Fearing that another battle would mean more dead or even a total massacre of his troops, he decided not to fight and just head for Virginia with what they could salvage.
The nightmare of this journey ended on July 17, 1754, when he and, what was left of his troops, arrived back in Williamsburg, Va.
Not much was left.
His men had not been paid and many had deserted.
Though defeated, Washington was considered as a brave leader.
On Sept. 15, 1754, a man by the name of John Robinson wrote that the House of Burgesses had taken, “Notice of the bravery of yourself, and the rest of the officers and soldiers under your command in a gallant defense of your country and have ordered me to return you their thanks for it…”
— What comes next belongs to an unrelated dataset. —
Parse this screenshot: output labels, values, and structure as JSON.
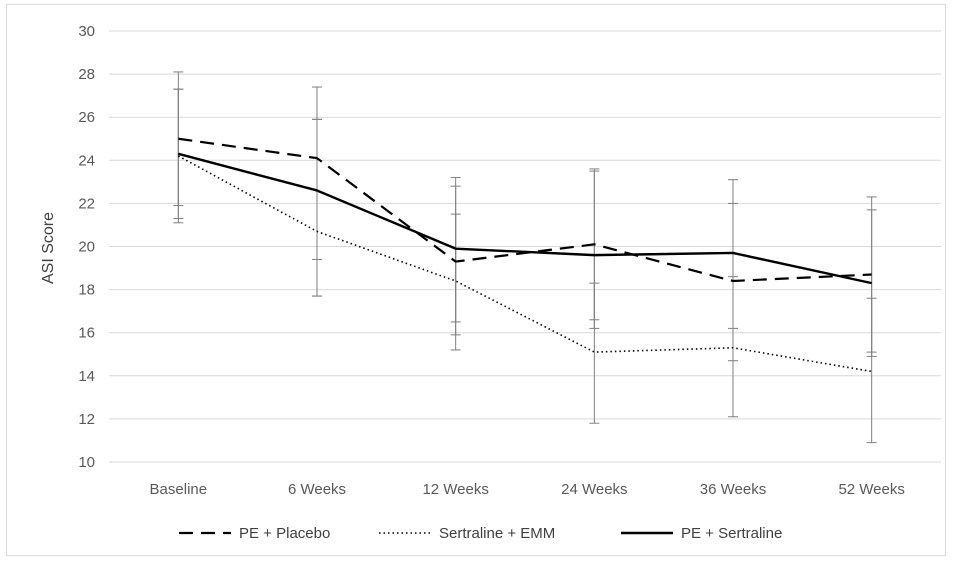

Dinwiddie did not blame the defeat on the troops or the leader, but on the lack of support from the other colonies.
Washington’s elder brother died and left him the Mount Vernon farm that was located in Virginia.
Within two months, the Virginia Regiment was disbanded and replaced with companies of 100 men each, which eliminated Washington’s position as Colonel.
Washington resigned, being angry over this decision which included a demotion from colonel to captain as a result.